Yesterday my son got into a fight with one of the other kids on his van. According to the driver, the other kid fell when getting out of the van and then took it out on son. That’s the issue with being in a special program – all the kids have emotional issues.
My son scratched up the other kid defending himself. According to the message from Hunter he feels really bad about hurting the other kid even though he was defending himself. It hurts to not be able to console and teach him things. That this is a good life lesson and an opportunity to develop his self esteem by telling him that it is acceptable to defend yourself when being attacked as long as you stop once you are out of danger. That this was not his fault, but the other kids.
Hunter doesn’t seem to have that inside her. On the call he won’t talk to me because he and his sister were fighting. On a day like that she should have let him chose. A good teaching moment for daughter. When a family member has had a bad day you give them a little break to cheer them up. That doesn’t seem to be in Hunters motherly instincts.
At the end of the call Hunter tells me she has to go since my son is going off on daughter since she is teasing him about being first. Hunter doesn’t hang up, she storms down the hall and starts yelling at son. I hang up. I don’t want to see what happens since I can’t help. I helpless which is not what a father ever wants to be to protect his children especially from their mom.
I text Hunter later to see if everyone is ok, and she says yes – no one hurt. She says daughter wanted to borrow a book which was set him off. Maybe that’s true – she does like to invade his room where most of the books are. But I know it started with her teasing about being first.
This morning Hunter leaves a message (2 min long) about how son still felt responsible for the fight and that she talked with his teacher to pass along the message to the school counselor. Not a thought about getting him into see Julia. She refuses that and I can’t understand why. I get it that the start of school, friends club, and fall ball is a lot, but Julia is year round and vital to his self worth development. Maybe she just wants to keep what’s going on at her house secret just like everything else.
The vmail started out “Hey there, it’s me.” Strange change of language for her. It’s the first time I’ve heard her use “it’s me” in a very long time. No “hey you.” If both were present I would assume something was really up inside her head. However, she also made mention of her PTA meeting and back to school night and what time to go. Strange starting second grade and this is the first invite. We went together at the private kindergarten, and last year I watched the kids while she went for PTA. Not sure why invite me this time.
I need to stop wondering why. She is just trying to keep me around to help take care of her and the kids while she works and eventually dates. I’m guessing if she is stressed tonight she will me a live wire and I won’t want to be around her. I just wish I could take care of the kids. They need someone to guide them that isn’t so narcissistic and neurotic. The hardest part is somewhere deep inside she knows that she throws me off by using that language. Otherwise why constantly change the language.
Of course, she will say she’s just trying to be nice – just trying to be friends. How many friends does she have that she calls in the first place, much less using “it’s me?” That’s a couples phrase.

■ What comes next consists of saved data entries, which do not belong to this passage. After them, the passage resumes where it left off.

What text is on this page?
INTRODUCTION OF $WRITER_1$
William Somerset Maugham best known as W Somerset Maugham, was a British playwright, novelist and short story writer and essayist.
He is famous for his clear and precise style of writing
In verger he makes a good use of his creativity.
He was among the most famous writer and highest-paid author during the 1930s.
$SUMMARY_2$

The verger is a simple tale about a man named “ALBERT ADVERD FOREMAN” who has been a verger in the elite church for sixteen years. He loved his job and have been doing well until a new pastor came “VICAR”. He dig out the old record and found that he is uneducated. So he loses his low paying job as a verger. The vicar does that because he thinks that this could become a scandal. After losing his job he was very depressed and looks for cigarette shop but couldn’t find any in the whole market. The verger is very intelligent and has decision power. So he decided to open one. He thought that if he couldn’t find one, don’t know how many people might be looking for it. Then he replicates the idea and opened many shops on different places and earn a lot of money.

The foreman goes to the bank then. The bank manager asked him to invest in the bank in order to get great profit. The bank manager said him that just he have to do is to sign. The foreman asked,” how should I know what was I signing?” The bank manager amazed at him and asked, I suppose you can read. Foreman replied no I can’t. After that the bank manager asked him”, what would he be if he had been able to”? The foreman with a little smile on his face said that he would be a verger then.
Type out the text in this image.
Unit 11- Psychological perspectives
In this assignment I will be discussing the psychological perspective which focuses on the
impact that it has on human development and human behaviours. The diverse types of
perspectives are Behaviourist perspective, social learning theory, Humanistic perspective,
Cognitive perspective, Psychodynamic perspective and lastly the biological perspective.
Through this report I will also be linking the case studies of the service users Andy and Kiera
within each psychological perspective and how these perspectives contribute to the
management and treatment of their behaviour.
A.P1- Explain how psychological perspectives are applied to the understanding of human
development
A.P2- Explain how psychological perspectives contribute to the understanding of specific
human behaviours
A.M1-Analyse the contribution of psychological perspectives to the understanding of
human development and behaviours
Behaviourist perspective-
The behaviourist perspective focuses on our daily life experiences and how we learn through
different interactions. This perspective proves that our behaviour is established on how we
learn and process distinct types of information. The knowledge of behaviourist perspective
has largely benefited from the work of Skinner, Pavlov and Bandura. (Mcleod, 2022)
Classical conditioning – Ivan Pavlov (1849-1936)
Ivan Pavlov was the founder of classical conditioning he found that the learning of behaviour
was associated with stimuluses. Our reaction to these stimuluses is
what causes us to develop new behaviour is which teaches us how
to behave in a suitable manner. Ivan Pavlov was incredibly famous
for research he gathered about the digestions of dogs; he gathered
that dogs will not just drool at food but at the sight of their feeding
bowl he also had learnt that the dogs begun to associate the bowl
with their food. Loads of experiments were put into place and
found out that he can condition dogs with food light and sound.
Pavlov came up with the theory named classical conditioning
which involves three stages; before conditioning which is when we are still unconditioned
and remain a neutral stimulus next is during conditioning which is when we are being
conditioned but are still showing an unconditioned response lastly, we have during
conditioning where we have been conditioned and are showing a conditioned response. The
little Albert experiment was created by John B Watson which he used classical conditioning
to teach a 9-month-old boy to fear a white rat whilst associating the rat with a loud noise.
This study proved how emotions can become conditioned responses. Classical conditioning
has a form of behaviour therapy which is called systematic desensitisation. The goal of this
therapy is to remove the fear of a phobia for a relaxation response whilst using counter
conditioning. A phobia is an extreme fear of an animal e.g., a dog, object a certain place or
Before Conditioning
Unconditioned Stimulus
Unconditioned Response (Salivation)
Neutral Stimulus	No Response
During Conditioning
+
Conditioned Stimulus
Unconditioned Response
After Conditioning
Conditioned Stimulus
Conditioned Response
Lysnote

The worst part is a slow day working from home. I need more to do to keep me busy. I just get neurotic. Worst part – I’ll see her tonight and not the kids.
She left another message about back to school and asked me to text her if I didn’t go. Another “hey you it’s me.” Funny since she didn’t say a word to me at back the school until we were in our sons classroom. Walked right past her at the PTA table and she just smiled at me and kept talking to others. On the way out she completely ignored me. In his classroom she sat right next to me. Only three of us in total so she could have picked anywhere but right next to me at his desk. I don’t get her at all.
Although it was fascinating to see her on stage for her Treasurers report. She had her hair up, but before going on stage she put it done and played with it. She is growing it out. Getting longer hair is definitely an attraction play as short hair is more respected in business. Plus she pulled her t-shirt tight in the back to make her look smaller waisted. She is obviously getting into hunting mode – at least passively. She seems to be embracing her new role in the community as a QCOM Director. Money, power, and all that Q brings to San Diego. I am very jealous.
Everything I sacrificed and cannot get back while she used me for her own gain. I want there to be a mechanism to even things out but that is not in this world. She has the money, the kids, the house, and the future. I was the one that did the right things and was faithful, honest, and true. She lied, cheated, and stole and gets all the blessings in this world. It may take me a while to stop wondering what God has in store for me, but I’m guessing it can’t be good.
Life sucks right now. Not sad or mean – jealous and wondering why the bad succeed when the good get screwed most of the time. I guess I should have expected this mindset after getting three vmails, a couple of texts, and her blowing me off in her new world. She always told me I would be nothing to her after the divorce, but wants us to be friends when around each other. Crazy shit. Just need to find a steady paycheck before I am screwed financially. If that happens at least I will get to ask my questions of God before her.